Latte is a training-free framework—no backpropagation or gradient computation is required. Adaptation is achieved entirely through memory construction, sharing, and weighted retrieval. Hyperparameters include local memory size \(k_l\), external memory size \(k_e\), similarity sharpness \(\beta\), uncertainty sharpness \(\gamma\), and fusion coefficient \(\alpha\).

Key Experimental Results¶

Main Results¶

Evaluation is conducted on domain adaptation benchmarks (VLCS, TerraIncognita) and corruption benchmarks (CIFAR-10-C, CIFAR-100-C).

Method	VLCS (ViT-B/16)	TerraIncognita (ViT-B/16)	CIFAR-10-C (ViT-B/16)
CLIP	80.83	31.84	65.58
VTE	81.75	38.56	67.64
TDA (local)	81.44	34.24	66.58
TDA (global)	80.29	36.19	65.58
DMN-ZS (local)	81.12	33.65	67.42
DMN-ZS (global)	80.55	37.64	63.90
Latte	82.57 (+1.74)	40.95 (+9.11)	68.27 (+2.69)

Latte achieves the best performance on all benchmarks. Notably, on TerraIncognita, Latte outperforms CLIP zero-shot by 9.11%, far exceeding all other methods. Global sharing strategies (TDA global, DMN-ZS global) even exhibit negative transfer in certain settings.

Ablation Study¶

Ablation	VLCS Accuracy	Note
Local memory only	~81.5	Lacks cross-client information
External memory only	~81.0	Lacks local personalization
Latte (full)	82.57	Complementary combination
w/o similarity weight	~81.0	Entropy weighting alone is insufficient
w/o uncertainty weight	~81.5	Similarity weighting alone is insufficient
Latte (full)	82.57	Both components are necessary

Key Findings¶

As the degree of data decentralization increases (number of clients per domain from 1 to 50), DMN-ZS and TDA performance degrades significantly, whereas Latte remains stable.
Computational overhead is minimal: Latte adds only 871K MACs compared to 17.6G MACs for CLIP inference.
Communication is efficient: each round transmits less than 0.4% of the CLIP visual encoder size; accuracy remains nearly unchanged for communication intervals \(T \leq 50\).
In-distribution clients predominantly retrieve prototypes from clients with similar distributions; merging memory significantly reduces entropy and yields tighter intra-class clustering.

Highlights & Insights¶

Elegant design: The dual-memory and prototype retrieval mechanism effectively balances sharing and personalization while remaining conceptually simple.
Theoretical guarantees: It is proven that Latte's error monotonically decreases as the number of in-distribution clients grows, and the error bound with respect to OOD clients is unaffected.
Practical applicability: Decoupling communication from inference makes Latte genuinely suitable for real-world FL systems rather than idealized settings.
The training-free nature makes it well-suited for resource-constrained edge devices.

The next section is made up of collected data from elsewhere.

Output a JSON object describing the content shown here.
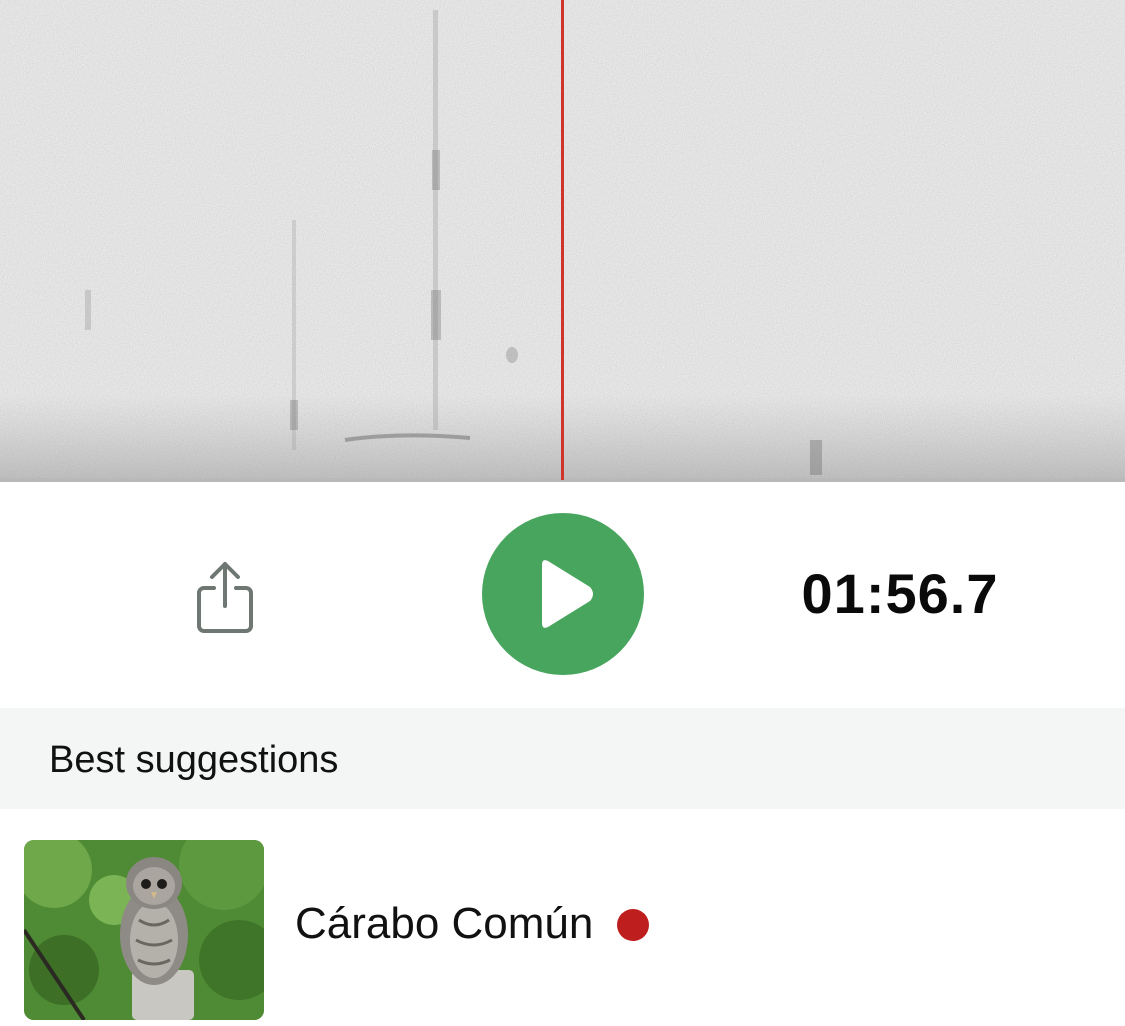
{
  "player": {
    "time": "01:56.7",
    "play_label": "Play",
    "share_label": "Share"
  },
  "suggestions": {
    "title": "Best suggestions",
    "items": [
      {
        "name": "Cárabo Común",
        "status_color": "#be1e1e"
      }
    ]
  },
  "colors": {
    "accent": "#47a55d",
    "playhead": "#d0342c",
    "status": "#be1e1e"
  },
  "icons": {
    "share": "share-icon",
    "play": "play-icon",
    "status": "status-dot"
  }
}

Limitations & Future Work¶

Validation is limited to image classification; extension to detection, segmentation, and other vision tasks remains unexplored.
Extreme heterogeneity scenarios (e.g., completely non-overlapping label spaces across clients) are not thoroughly discussed.
The top-\(k\) prototype retrieval strategy is relatively simple; finer-grained image-level memory sharing could be explored.
Theoretical analysis relies on a simplified binary classification assumption, which may not fully reflect practical multi-class settings.

Building upon memory-based TTA methods such as TDA and DMN-ZS, the core innovation lies in introducing a collaborative mechanism for the federated setting.
Compared to federated TTA approaches (e.g., FedTHE, ATP), Latte is distinguished by its focus on pre-trained VLMs without any fine-tuning.
The top-\(k\) retrieval strategy for external memory shares conceptual parallels with retrieval-augmented generation (RAG).
Future work could explore extending this paradigm to distributed inference scenarios involving multimodal large language models.

Rating¶

Novelty: 7/10 — The dual-memory and collaborative retrieval combination is novel in the VLM+FL setting.
Technical Quality: 8/10 — The method is complete, with solid theoretical analysis and comprehensive experiments.
Practicality: 8/10 — Training-free, low communication overhead, and decoupled communication and inference.
Writing Quality: 8/10 — Well-structured with thorough notation definitions.